Onshore wind turbines are advancing in terms of both performance and size. Manufacturers are currently outdoing each other with turbines capable of producing more than five megawatts of power at full load. It isn’t rare to see the towers on which they are perched extending over 100 metres into the sky. However, the quest for lofty heights has technical limits. The higher – and thus heavier – the towers, the more difficult it is to transport them. This is the problem for which GE has come up with a solution. The US industrial giant has installed onshore and offshore wind farms, hydroelectric systems, storage technology as well as solar and grid solutions with a total capacity in excess of 400 gigawatts the world over. Its GE Renewable Energy division is working on using 3D printers to produce sections of wind turbine towers directly on site.
Conventional towers are usually made of reinforced concrete elements and weigh hundreds of tons. And they have been growing, averaging 20 metres in the 80s and 84 in 2017. New wind turbines often throne 100 metres above ground. The higher they reach, the more stable they have to be. After all, besides bearing more weight, they have to be sturdy enough to withstand being blown over by the wind, which gets stronger the higher they climb.
This is why GE has decided to take a new approach to plant engineering by teaming up with Swiss building materials company LafargeHolcim, which supplies its products to construction projects in 70 countries, and 3D design printing specialist COBOD International. In October of 2019, the partners printed the first prototype of a tower base – the bottom of a wind turbine tower – using a 3D printer in Copenhagen, Denmark. This summer, the companies announced they will continue working on the project in order to make the technology ready for market.
The prototype – a ten-metre base – consists of endless layers of concrete. Individually applied by a 3D printer, they form a cylinder. The cylinder wall is made up of three layers: an outer and inner, continuous, layer sandwiching an intermediate layer containing cavities. This makes the structure lighter than solid concrete and extremely stable. GE wants to improve the process before putting the towers into serial production. Bonding is not just down to the materials used. One must cure a layer before applying another one on top of it. This is extremely challenging as the component becomes unstable if curing time is too long, keeping the layers of concrete from bonding to one another.
Since this manufacturing method allows for components to be produced where they are used, reducing transport needs to the building materials and printer, wind turbines can rest on a much broader base in the future. So far, the area covered by the parts has been limited to 4.5 square kilometres, as bigger payloads cannot be transported on the road without taking extreme measures and incurring additional costs. Bigger bases translate into higher towers. According to GE, this would make hub heights of 200 metres a breeze. 3D printers could produce tower parts of up to 80 metres in height in a single piece. This would enable wind turbine systems as high as the Main Tower in Frankfurt am Main to go into series production.
Based on expert calculations, this would also pave the way for a significant increase in system yield. This is because wind turbine output is directly linked to hub height: an average 5 MW turbine resting on an 80 metre tower can output some 15.1 gigawatt hours (GWh) of electricity per year. If it were atop a 160 metre tower, yield would rise to 20.2 GWh, jumping by one-third.

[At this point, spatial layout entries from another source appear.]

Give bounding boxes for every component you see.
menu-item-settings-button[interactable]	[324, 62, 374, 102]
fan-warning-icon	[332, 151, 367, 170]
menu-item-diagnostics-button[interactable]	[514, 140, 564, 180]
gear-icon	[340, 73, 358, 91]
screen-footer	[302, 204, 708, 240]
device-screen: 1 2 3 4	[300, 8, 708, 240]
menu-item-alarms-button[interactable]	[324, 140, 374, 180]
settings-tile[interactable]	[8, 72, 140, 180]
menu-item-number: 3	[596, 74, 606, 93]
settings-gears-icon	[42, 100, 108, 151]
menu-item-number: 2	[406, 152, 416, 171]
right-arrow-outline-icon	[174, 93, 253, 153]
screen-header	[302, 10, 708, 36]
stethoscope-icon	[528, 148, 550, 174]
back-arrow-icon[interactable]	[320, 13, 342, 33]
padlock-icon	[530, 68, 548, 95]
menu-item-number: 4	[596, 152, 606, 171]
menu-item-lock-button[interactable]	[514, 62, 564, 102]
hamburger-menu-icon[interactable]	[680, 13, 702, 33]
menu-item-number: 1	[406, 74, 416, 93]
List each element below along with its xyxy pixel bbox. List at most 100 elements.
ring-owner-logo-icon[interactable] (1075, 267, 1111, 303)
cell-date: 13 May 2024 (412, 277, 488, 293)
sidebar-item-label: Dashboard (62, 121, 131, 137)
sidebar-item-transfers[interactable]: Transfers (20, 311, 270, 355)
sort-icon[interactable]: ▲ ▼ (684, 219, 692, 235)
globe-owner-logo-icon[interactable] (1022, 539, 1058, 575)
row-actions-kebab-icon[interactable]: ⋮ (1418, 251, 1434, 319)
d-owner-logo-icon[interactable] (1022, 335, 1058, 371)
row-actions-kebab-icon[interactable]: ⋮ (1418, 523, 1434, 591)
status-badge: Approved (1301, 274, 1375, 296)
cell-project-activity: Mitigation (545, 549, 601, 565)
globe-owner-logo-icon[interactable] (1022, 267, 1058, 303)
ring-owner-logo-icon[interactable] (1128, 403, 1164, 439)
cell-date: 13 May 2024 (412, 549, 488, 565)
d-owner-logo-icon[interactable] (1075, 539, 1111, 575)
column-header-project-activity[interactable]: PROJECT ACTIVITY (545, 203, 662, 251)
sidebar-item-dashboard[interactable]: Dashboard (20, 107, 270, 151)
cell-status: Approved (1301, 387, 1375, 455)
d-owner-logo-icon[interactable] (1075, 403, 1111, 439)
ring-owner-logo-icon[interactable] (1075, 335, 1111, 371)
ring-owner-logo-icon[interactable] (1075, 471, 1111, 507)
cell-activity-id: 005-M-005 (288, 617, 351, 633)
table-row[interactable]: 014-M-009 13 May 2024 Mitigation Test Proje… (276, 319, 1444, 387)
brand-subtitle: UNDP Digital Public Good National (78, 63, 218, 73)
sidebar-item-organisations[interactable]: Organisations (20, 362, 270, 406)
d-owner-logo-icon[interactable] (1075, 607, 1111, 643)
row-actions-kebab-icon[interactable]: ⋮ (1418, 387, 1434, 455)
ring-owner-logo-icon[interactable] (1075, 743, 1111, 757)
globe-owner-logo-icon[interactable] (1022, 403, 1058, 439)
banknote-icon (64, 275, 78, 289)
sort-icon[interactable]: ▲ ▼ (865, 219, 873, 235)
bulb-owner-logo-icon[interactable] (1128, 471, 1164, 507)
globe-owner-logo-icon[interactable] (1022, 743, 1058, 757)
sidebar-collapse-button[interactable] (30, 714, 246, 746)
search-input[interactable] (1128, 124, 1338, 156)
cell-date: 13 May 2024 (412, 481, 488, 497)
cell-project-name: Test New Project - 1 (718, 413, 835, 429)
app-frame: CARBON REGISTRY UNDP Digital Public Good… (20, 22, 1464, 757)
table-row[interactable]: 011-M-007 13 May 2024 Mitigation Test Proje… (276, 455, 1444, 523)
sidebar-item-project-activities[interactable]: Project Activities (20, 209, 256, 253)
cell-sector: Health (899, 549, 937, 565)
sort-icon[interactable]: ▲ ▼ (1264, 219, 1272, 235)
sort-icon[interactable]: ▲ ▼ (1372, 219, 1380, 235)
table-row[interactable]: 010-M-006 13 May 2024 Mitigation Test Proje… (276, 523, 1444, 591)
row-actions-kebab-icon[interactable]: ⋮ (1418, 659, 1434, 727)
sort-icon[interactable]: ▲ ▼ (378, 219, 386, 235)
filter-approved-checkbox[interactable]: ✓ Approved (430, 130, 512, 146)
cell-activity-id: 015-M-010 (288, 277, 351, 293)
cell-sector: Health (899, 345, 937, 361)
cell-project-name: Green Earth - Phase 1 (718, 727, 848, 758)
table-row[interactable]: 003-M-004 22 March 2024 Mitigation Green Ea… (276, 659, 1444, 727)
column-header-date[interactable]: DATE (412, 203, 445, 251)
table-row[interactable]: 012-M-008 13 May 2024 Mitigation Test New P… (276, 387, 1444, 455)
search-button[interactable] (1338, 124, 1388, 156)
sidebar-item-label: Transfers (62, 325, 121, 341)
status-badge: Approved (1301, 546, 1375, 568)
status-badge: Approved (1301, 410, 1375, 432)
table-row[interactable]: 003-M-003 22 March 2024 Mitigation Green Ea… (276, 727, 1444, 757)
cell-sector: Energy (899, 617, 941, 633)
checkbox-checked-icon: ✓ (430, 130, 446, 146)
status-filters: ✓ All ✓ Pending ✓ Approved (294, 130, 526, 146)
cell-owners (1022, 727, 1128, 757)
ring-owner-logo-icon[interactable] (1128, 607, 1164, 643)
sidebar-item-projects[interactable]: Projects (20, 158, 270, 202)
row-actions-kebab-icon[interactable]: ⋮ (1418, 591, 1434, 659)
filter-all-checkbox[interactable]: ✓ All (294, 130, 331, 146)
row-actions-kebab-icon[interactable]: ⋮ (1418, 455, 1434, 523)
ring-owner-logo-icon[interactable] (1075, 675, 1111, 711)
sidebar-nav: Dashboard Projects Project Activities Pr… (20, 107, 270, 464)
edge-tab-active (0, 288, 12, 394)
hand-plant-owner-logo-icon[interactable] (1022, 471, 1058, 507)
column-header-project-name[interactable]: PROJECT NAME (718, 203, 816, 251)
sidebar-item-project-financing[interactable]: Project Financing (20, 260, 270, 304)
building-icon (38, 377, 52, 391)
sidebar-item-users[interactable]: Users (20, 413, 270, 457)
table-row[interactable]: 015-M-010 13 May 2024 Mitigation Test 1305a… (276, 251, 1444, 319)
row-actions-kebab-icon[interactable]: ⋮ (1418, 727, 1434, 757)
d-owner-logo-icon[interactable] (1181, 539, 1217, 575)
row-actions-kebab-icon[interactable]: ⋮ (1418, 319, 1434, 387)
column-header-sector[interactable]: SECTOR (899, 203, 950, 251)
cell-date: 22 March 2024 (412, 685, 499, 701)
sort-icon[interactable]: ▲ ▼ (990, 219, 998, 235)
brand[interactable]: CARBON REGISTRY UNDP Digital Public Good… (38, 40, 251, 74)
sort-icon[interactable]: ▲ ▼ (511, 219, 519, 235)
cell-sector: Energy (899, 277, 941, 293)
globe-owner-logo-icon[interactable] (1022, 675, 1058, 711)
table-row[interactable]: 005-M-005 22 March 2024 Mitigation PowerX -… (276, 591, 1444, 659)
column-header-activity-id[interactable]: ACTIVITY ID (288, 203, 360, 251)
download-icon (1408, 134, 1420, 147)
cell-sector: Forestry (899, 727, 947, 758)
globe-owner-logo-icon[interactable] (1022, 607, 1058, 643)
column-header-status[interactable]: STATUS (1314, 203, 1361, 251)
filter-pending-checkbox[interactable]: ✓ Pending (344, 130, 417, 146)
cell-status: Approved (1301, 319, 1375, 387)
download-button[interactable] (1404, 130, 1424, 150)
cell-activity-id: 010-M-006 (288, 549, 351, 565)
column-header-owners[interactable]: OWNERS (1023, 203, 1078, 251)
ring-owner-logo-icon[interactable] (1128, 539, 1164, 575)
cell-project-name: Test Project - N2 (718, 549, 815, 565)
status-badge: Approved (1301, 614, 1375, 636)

The reason for this is that rotor blades can trap bigger airstreams the higher they get. The greater the distance from the surface of the earth – and thus from obstruction – the higher the wind speeds. According to Swiss energy association Suisse Eole, air travels at an average of five metres per second ten metres above ground, 7.5 at 100 metres and 8.25 at a height of 200 metres. This explains why taller wind turbine systems can generate more electricity. As the turbines themselves also constantly benefit from technological improvements, yield increases in coming years could be much more significant.
GE has already established a roadmap with its project partners for achieving this goal. While COBOD continues to improve 3D printing, LafargeHolcim experts will focus on blueprinting and using tailormade concrete building material. Meanwhile, GE Renewable Energy will handle commercialisation. The concept is scheduled to be marketable by 2023.
“We’re convinced that large-scale manufacturing will bring trailblazing potential for the wind industry. Concrete printing has made leaps and bounds in the last five years. And we firmly believe that it is getting closer to real-life application in the industrial world,” says Matteo Bellucci, Advanced Manufacturing Technology Leader at GE Renewable Energy.
The GE project is not the first to involve 3D printing in the wind energy business. In various collaborative ventures, including one with the the US Energy Ministry’s National Renewable Energy Laboratory, US startup RCAM Technologies has been developing concepts for using 3D printing to build onshore and offshore wind turbine systems since 2017. However, they are still in the trial phase. This means General Electric could indeed be the first to introduce printed wind energy towers to the market.